Maar voor een goede score moet je ook zo hoog mogelijk bouwen. De hoogte van het gebouw hangt af van de massa-intensiteit, in het spel simpel voorgesteld als laag-, midden- of hoog-intense bouwgrond. ‘De bedoeling is om op een bepaalde manier een optimale uitkomst te bekomen, namelijk dat je zo hoog mogelijk kunt bouwen, zoals in Hongkong of Manhattan, om zo veel mogelijk kamers te voorzien in de straat. Het wetenschappelijke idee erachter is simpelweg dat een signaal met hogere intensiteit een grotere kans heeft om deel van de vingerafdruk uit te maken.’

‘Het idee, en ik denk dat dat wel vrij revolutionair is, is dat wij in de achtergrond software draaien die naar de oplossing van de speler kijkt en van daar uit verder doorrekent. Want als de door de gebruiker gezette gebouwen juist zijn, kan de computer met wat verder rekenen die score nog verbeteren.’ Dus: zelfs slechte spelers kunnen door de computer na een paar dagen rekenen alsnog plots bovenaan de highscore worden geplaatst, omdat hun oplossing de computer hielp de eiwitvingerafdruk correct te analyseren.

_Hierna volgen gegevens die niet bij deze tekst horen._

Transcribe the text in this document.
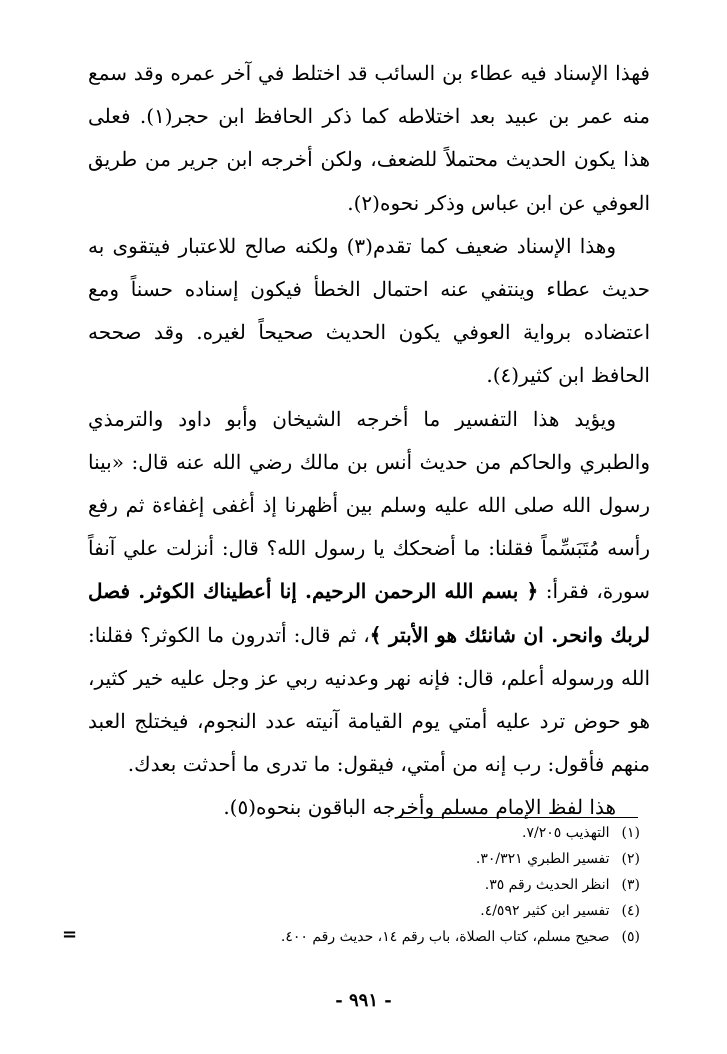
فهذا الإسناد فيه عطاء بن السائب قد اختلط في آخر عمره وقد سمع منه عمر بن عبيد بعد اختلاطه كما ذكر الحافظ ابن حجر(١). فعلى هذا يكون الحديث محتملاً للضعف، ولكن أخرجه ابن جرير من طريق العوفي عن ابن عباس وذكر نحوه(٢).

وهذا الإسناد ضعيف كما تقدم(٣) ولكنه صالح للاعتبار فيتقوى به حديث عطاء وينتفي عنه احتمال الخطأ فيكون إسناده حسناً ومع اعتضاده برواية العوفي يكون الحديث صحيحاً لغيره. وقد صححه الحافظ ابن كثير(٤).

ويؤيد هذا التفسير ما أخرجه الشيخان وأبو داود والترمذي والطبري والحاكم من حديث أنس بن مالك رضي الله عنه قال: «بينا رسول الله صلى الله عليه وسلم بين أظهرنا إذ أغفى إغفاءة ثم رفع رأسه مُتَبَسِّماً فقلنا: ما أضحكك يا رسول الله؟ قال: أنزلت علي آنفاً سورة، فقرأ: ﴿ بسم الله الرحمن الرحيم. إنا أعطيناك الكوثر. فصل لربك وانحر. ان شانئك هو الأبتر ﴾، ثم قال: أتدرون ما الكوثر؟ فقلنا: الله ورسوله أعلم، قال: فإنه نهر وعدنيه ربي عز وجل عليه خير كثير، هو حوض ترد عليه أمتي يوم القيامة آنيته عدد النجوم، فيختلج العبد منهم فأقول: رب إنه من أمتي، فيقول: ما تدرى ما أحدثت بعدك.

هذا لفظ الإمام مسلم وأخرجه الباقون بنحوه(٥).

(١) التهذيب ٧/٢٠٥.
(٢) تفسير الطبري ٣٠/٣٢١.
(٣) انظر الحديث رقم ٣٥.
(٤) تفسير ابن كثير ٤/٥٩٢.
(٥) صحيح مسلم، كتاب الصلاة، باب رقم ١٤، حديث رقم ٤٠٠.
=
- ٩٩١ -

Martens tast in het duister over hoeveel mensen er mee gaan spelen en wat het spel uiteindelijk kan opleveren. ‘Dat is net het mooie eraan. Het is echt een sprong in het onbekende. We hebben geen flauw idee wat er in die 80 procent van de spectra zit en we kunnen ons dus niet voorstellen wat er gaat uitkomen. Wat je vindt is per definitie onbekend dus alles wat er uit komt is een nieuwe ontdekking. En met zo veel data voorhanden is er een heel mooie opportuniteit om meer fundamenteel inzicht te krijgen in de samenstelling van ons proteoom, de verzameling van alle eiwitten in ons lichaam.’ PRIDE bevat immers veel menselijke data. Maar er zijn ook eiwitgegevens van planten, muizen, vliegen, bacteriën of pathogenen in te vinden. ‘Dat zijn de twee interessante dingen. Je leert je eigen biochemie kennen als mens, maar je hebt ook directe medische toepassingen doordat we via dit onderzoek bijvoorbeeld tuberculose of malaria beter leren begrijpen.’ Wie vond ook al weer dat smartphonespelletjes nutteloos tijdverdrijf zijn?